Um representante do Observatório de Favelas informou aos participantes que a Maré já recebeu mais operações policiais em 2017 que em 2016. No dia do debate, uma segunda-feira, escolas e clínicas estavam fechadas, já que a polícia conduzia uma operação nas favelas Nova Holanda e Parque União, ambas no Complexo da Maré. Na manhã seguinte, uma operação envolvendo troca de tiros entre grupos armados e um helicóptero da polícia forçou crianças a se protegerem em uma creche local.
De acordo com o Fórum, essas operações refletem que “o Estado usa o confronto armado como principal forma de combater a questão das drogas e da criminalidade… tratando a favela e seus moradores como o inimigo a ser combatido em um contexto de Guerra”. Um defensor público que estava no evento adicionou que “muitas vezes a justiça acaba legitimando os ataques”, embora os moradores da Maré tenham vencido algumas disputas legais nos últimos anos.

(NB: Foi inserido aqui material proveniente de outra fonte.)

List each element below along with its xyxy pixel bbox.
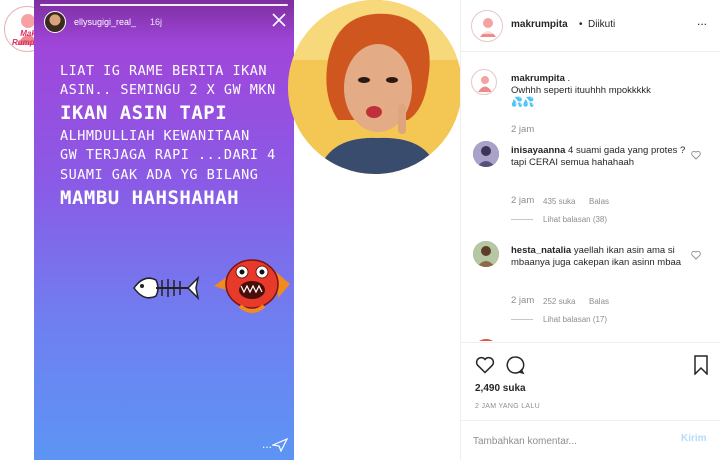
woman-portrait-image — [288, 0, 460, 174]
comment-bubble-icon[interactable] — [505, 355, 525, 375]
story-screenshot: ellysugigi_real_ 16j LIAT IG RAME BERITA… — [34, 0, 294, 460]
likes-count[interactable]: 2,490 suka — [475, 383, 526, 394]
comment-username[interactable]: inisayaanna — [511, 145, 565, 156]
story-line: IKAN ASIN TAPI — [60, 102, 228, 125]
heart-icon[interactable] — [691, 150, 701, 160]
add-comment-bar: Kirim — [461, 420, 720, 460]
brand-avatar-icon — [478, 18, 498, 37]
fishbone-icon — [133, 275, 200, 301]
post-author-avatar[interactable] — [471, 10, 503, 42]
story-line: SUAMI GAK ADA YG BILANG — [60, 166, 259, 183]
commenter-avatar[interactable] — [473, 141, 499, 167]
post-media: Mak Rumpita ellysugigi_real_ 16j LIAT IG… — [0, 0, 460, 460]
comment-username[interactable]: hesta_natalia — [511, 245, 571, 256]
story-progress-bar — [40, 4, 288, 6]
story-time: 16j — [150, 17, 163, 27]
red-fish-icon — [214, 259, 290, 313]
commenter-avatar[interactable] — [473, 241, 499, 267]
post-panel: makrumpita • Diikuti ... makrumpita . Ow… — [460, 0, 720, 460]
caption-emoji: 💦💦 — [511, 97, 535, 108]
replies-divider — [511, 219, 533, 220]
comment-text: hesta_natalia yaellah ikan asin ama si m… — [511, 245, 697, 269]
more-options-icon[interactable]: ... — [697, 14, 707, 28]
follow-status[interactable]: Diikuti — [588, 19, 615, 30]
replies-divider — [511, 319, 533, 320]
comment-likes[interactable]: 252 suka — [543, 297, 575, 306]
bookmark-icon[interactable] — [693, 355, 709, 375]
reply-button[interactable]: Balas — [589, 197, 609, 206]
commenter-avatar[interactable] — [473, 339, 499, 341]
send-icon[interactable] — [272, 438, 288, 452]
comments-list: makrumpita . Owhhh seperti ituuhhh mpokk… — [461, 53, 720, 341]
comment-input[interactable] — [473, 433, 663, 449]
story-line: ALHMDULLIAH KEWANITAAN — [60, 128, 250, 145]
like-heart-icon[interactable] — [475, 355, 495, 375]
post-actions: 2,490 suka 2 JAM YANG LALU — [461, 342, 720, 428]
story-line: GW TERJAGA RAPI ...DARI 4 — [60, 147, 276, 164]
separator-dot: • — [579, 19, 583, 30]
heart-icon[interactable] — [691, 250, 701, 260]
post-timestamp: 2 JAM YANG LALU — [475, 403, 540, 410]
user-avatar-icon — [473, 241, 499, 267]
brand-avatar-icon — [478, 76, 492, 92]
user-avatar-icon — [473, 141, 499, 167]
post-author-username[interactable]: makrumpita — [511, 19, 568, 30]
story-line: MAMBU HAHSHAHAH — [60, 186, 240, 209]
view-replies-link[interactable]: Lihat balasan (38) — [543, 215, 607, 224]
comment-likes[interactable]: 435 suka — [543, 197, 575, 206]
reply-button[interactable]: Balas — [589, 297, 609, 306]
story-text: LIAT IG RAME BERITA IKAN ASIN.. SEMINGU … — [60, 62, 286, 212]
profile-photo — [288, 0, 460, 174]
story-avatar — [44, 11, 66, 33]
story-username: ellysugigi_real_ — [74, 17, 137, 27]
comment-text: inisayaanna 4 suami gada yang protes ? t… — [511, 145, 697, 169]
story-line: LIAT IG RAME BERITA IKAN — [60, 63, 268, 79]
caption-time[interactable]: 2 jam — [511, 124, 534, 135]
comment-time[interactable]: 2 jam — [511, 195, 534, 206]
caption-suffix: . — [564, 73, 571, 84]
caption-text: makrumpita . Owhhh seperti ituuhhh mpokk… — [511, 73, 697, 109]
story-top-gradient — [34, 0, 294, 44]
story-line: ASIN.. SEMINGU 2 X GW MKN — [60, 82, 276, 99]
caption-avatar[interactable] — [471, 69, 497, 95]
view-replies-link[interactable]: Lihat balasan (17) — [543, 315, 607, 324]
caption-body: Owhhh seperti ituuhhh mpokkkkk — [511, 85, 651, 96]
caption-username[interactable]: makrumpita — [511, 73, 565, 84]
close-icon[interactable] — [272, 13, 286, 27]
post-comment-button[interactable]: Kirim — [681, 433, 707, 444]
story-more-icon[interactable]: ... — [262, 437, 272, 451]
comment-time[interactable]: 2 jam — [511, 295, 534, 306]
post-header: makrumpita • Diikuti ... — [461, 0, 720, 52]
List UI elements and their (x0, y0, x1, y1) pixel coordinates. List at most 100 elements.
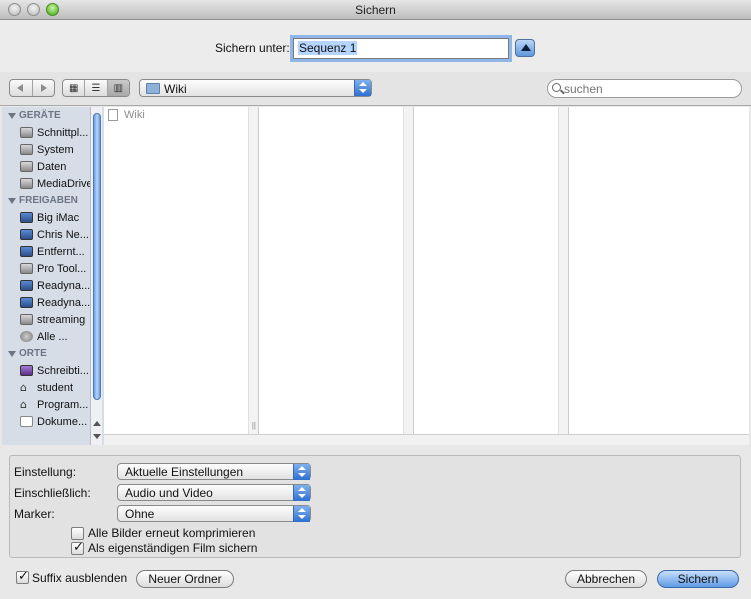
sidebar-item-label: Program... (37, 398, 89, 411)
sidebar-item[interactable]: Dokume... (2, 413, 104, 430)
sidebar-item[interactable]: MediaDrive (2, 175, 104, 192)
sidebar-section-title: GERÄTE (19, 109, 61, 121)
browser-horizontal-scrollbar[interactable] (104, 434, 749, 445)
search-icon (552, 83, 561, 92)
sidebar-item[interactable]: Alle ... (2, 328, 104, 345)
sidebar-item[interactable]: Schnittpl... (2, 124, 104, 141)
mac-icon (20, 297, 33, 308)
sidebar-item[interactable]: Daten (2, 158, 104, 175)
minimize-window-button[interactable] (27, 3, 40, 16)
save-button[interactable]: Sichern (657, 570, 739, 588)
sidebar-item-label: streaming (37, 313, 86, 326)
icon-view-icon[interactable]: ▦ (63, 80, 86, 96)
back-arrow-icon[interactable] (10, 80, 33, 96)
location-label: Wiki (164, 82, 187, 96)
setting-popup[interactable]: Aktuelle Einstellungen (117, 463, 311, 480)
forward-arrow-icon[interactable] (33, 80, 55, 96)
folder-icon (146, 83, 160, 94)
recompress-checkbox[interactable] (71, 527, 84, 540)
include-label: Einschließlich: (14, 486, 91, 500)
self-contained-label: Als eigenständigen Film sichern (88, 541, 258, 555)
popup-arrows-icon (293, 464, 310, 480)
sidebar: GERÄTE Schnittpl... System Daten MediaDrive F… (2, 107, 104, 445)
sidebar-item-label: Schreibti... (37, 364, 89, 377)
sidebar-item-label: System (37, 143, 74, 156)
sidebar-section-header[interactable]: ORTE (2, 345, 104, 362)
include-value: Audio und Video (125, 486, 213, 500)
setting-value: Aktuelle Einstellungen (125, 465, 244, 479)
filename-input[interactable]: Sequenz 1 (293, 38, 509, 59)
sidebar-item[interactable]: ⌂ Program... (2, 396, 104, 413)
sidebar-item-label: Dokume... (37, 415, 88, 428)
document-icon (108, 109, 118, 121)
sidebar-item[interactable]: Entfernt... (2, 243, 104, 260)
hide-suffix-checkbox[interactable] (16, 569, 29, 584)
sidebar-item-label: Big iMac (37, 211, 80, 224)
sidebar-item[interactable]: Readyna... (2, 294, 104, 311)
disk-icon (20, 314, 33, 325)
cancel-button[interactable]: Abbrechen (565, 570, 647, 588)
file-item-wiki[interactable]: Wiki (108, 109, 145, 121)
sidebar-item-label: Readyna... (37, 279, 91, 292)
sidebar-scroll-thumb[interactable] (93, 113, 101, 400)
sidebar-item[interactable]: Big iMac (2, 209, 104, 226)
column-divider (403, 107, 413, 434)
history-navigation (9, 79, 55, 97)
sidebar-item-label: Readyna... (37, 296, 91, 309)
zoom-window-button[interactable] (46, 3, 59, 16)
desk-icon (20, 365, 33, 376)
view-switcher: ▦ ☰ ▥ (62, 79, 130, 97)
mac-icon (20, 212, 33, 223)
mac-icon (20, 280, 33, 291)
doc-icon (20, 416, 33, 427)
search-input[interactable] (564, 82, 734, 96)
column-resize-grip[interactable]: || (252, 421, 256, 430)
disk-icon (20, 127, 33, 138)
column-view-icon[interactable]: ▥ (107, 80, 129, 96)
home-icon: ⌂ (20, 381, 27, 394)
sidebar-item[interactable]: System (2, 141, 104, 158)
disclosure-triangle-icon[interactable] (8, 112, 16, 119)
close-window-button[interactable] (8, 3, 21, 16)
include-popup[interactable]: Audio und Video (117, 484, 311, 501)
sidebar-scrollbar[interactable] (90, 107, 102, 445)
sidebar-item-label: student (37, 381, 74, 394)
sidebar-item[interactable]: ⌂ student (2, 379, 104, 396)
collapse-dialog-button[interactable] (515, 39, 535, 57)
self-contained-checkbox[interactable] (71, 540, 84, 555)
sidebar-item[interactable]: Chris Ne... (2, 226, 104, 243)
export-options-panel: Einstellung: Aktuelle Einstellungen Eins… (9, 455, 741, 558)
browser-column-2[interactable] (259, 107, 414, 434)
sidebar-item[interactable]: Readyna... (2, 277, 104, 294)
sidebar-item-label: Daten (37, 160, 67, 173)
filename-text: Sequenz 1 (298, 41, 358, 55)
location-popup[interactable]: Wiki (139, 79, 372, 97)
title-bar: Sichern (0, 0, 751, 20)
sidebar-item-label: Schnittpl... (37, 126, 89, 139)
search-field[interactable] (547, 79, 742, 98)
disclosure-triangle-icon[interactable] (8, 197, 16, 204)
new-folder-button[interactable]: Neuer Ordner (136, 570, 234, 588)
popup-arrows-icon (293, 506, 310, 522)
disk-icon (20, 263, 33, 274)
save-as-label: Sichern unter: (215, 41, 290, 55)
marker-popup[interactable]: Ohne (117, 505, 311, 522)
scroll-down-arrow-icon[interactable] (93, 434, 101, 439)
popup-arrows-icon (354, 80, 371, 96)
list-view-icon[interactable]: ☰ (85, 80, 108, 96)
sidebar-item-label: Alle ... (37, 330, 68, 343)
disclosure-triangle-icon[interactable] (8, 350, 16, 357)
popup-arrows-icon (293, 485, 310, 501)
browser-column-3[interactable] (414, 107, 569, 434)
browser-column-4[interactable] (569, 107, 749, 434)
sidebar-section-header[interactable]: GERÄTE (2, 107, 104, 124)
hide-suffix-label: Suffix ausblenden (32, 571, 128, 585)
sidebar-section-header[interactable]: FREIGABEN (2, 192, 104, 209)
recompress-label: Alle Bilder erneut komprimieren (88, 526, 256, 540)
sidebar-item[interactable]: Pro Tool... (2, 260, 104, 277)
scroll-up-arrow-icon[interactable] (93, 421, 101, 426)
home-icon: ⌂ (20, 398, 27, 411)
sidebar-item[interactable]: streaming (2, 311, 104, 328)
browser-column-1[interactable]: Wiki || (104, 107, 259, 434)
sidebar-item[interactable]: Schreibti... (2, 362, 104, 379)
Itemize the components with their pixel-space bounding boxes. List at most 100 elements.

O Fórum busca avançar no debate da segurança pública por um processo democrático e transparente, unindo os moradores do bairro e organizações da sociedade civil em discussões regulares e planos de defesa, bem como mapeando as operações policiais e publicando seus relatórios de impacto. O grupo denuncia a violência causada pela polícia e as mortes na Maré, e encoraja o Ministério Público, a Secretaria de Estado de Segurança e a Defensoria Pública a trabalharem juntas, construindo um plano de segurança pública efetivo para o complexo de favelas.
Em junho, o Fórum e a Defensoria Pública entraram com uma ação civil pública–e venceram–contra a Secretaria de Estado de Segurança, que dá ao Estado até seis meses para elaborar um plano sólido para reduzir a violência que atinge os moradores da Maré durante as operações policiais.
O Fórum continua ativo desde então, sendo um exemplo positivo de organização participativa por realizar reuniões públicas mensalmente na Maré, publicar questionários online e realizar pesquisas nas ruas, com a participação de mais de 300 moradores da Maré. As informações coletadas na comunidade, bem como o retorno e opiniões alcançado com o debate, irão dar forma ao plano oficial do Fórum para combater a violência na Maré. Próximo ao fim do prazo de seis meses, dado pela decisão judicial, o Fórum planeja pressionar ainda mais as forças estatais, elaborando seu próprio plano de segurança e submetendo-o à Secretaria de Estado de Segurança em janeiro. A página do Fórum no Facebook explica que este será “um plano com participação popular, mas também com a participação de órgãos do Estado responsáveis pela garantia de direitos. Um plano que reflita os desejos e anseios dos moradores da Maré”.
A pesquisa e os participantes do debate deram ênfase à necessidade de garantir transparência, pedindo por câmeras nos veículos e acoplada aos corpos durante as operações policiais, o aumento da presença institucional na Maré e que as investigações sobre violência policial sejam mais rápidas. Outros enfatizaram a necessidade de um melhor treinamento da polícia, de campanhas educativas para conscientização dos moradores sobre seus direitos e do fortalecimento dos canais existentes responsáveis por denunciar a violência policial.
Até agora, a Secretaria de Estado de Segurança recusou os pedidos de uma audiência pública na Maré. Com o tempo se esgotando para responder a Ação Civil Pública do Fórum, não é claro o que o Estado fará–se fará–em resposta à crescente pressão da sociedade civil da Maré. Se as operações policiais dessa semana revelam algo, é que com a ausência de um engajamento ativo e de uma reforma significativa, a violência irá continuar.
A Maré, entretanto, não será ignorada. “Vamos mostrar para a cidade que a gente existe”, disse uma participante do debate.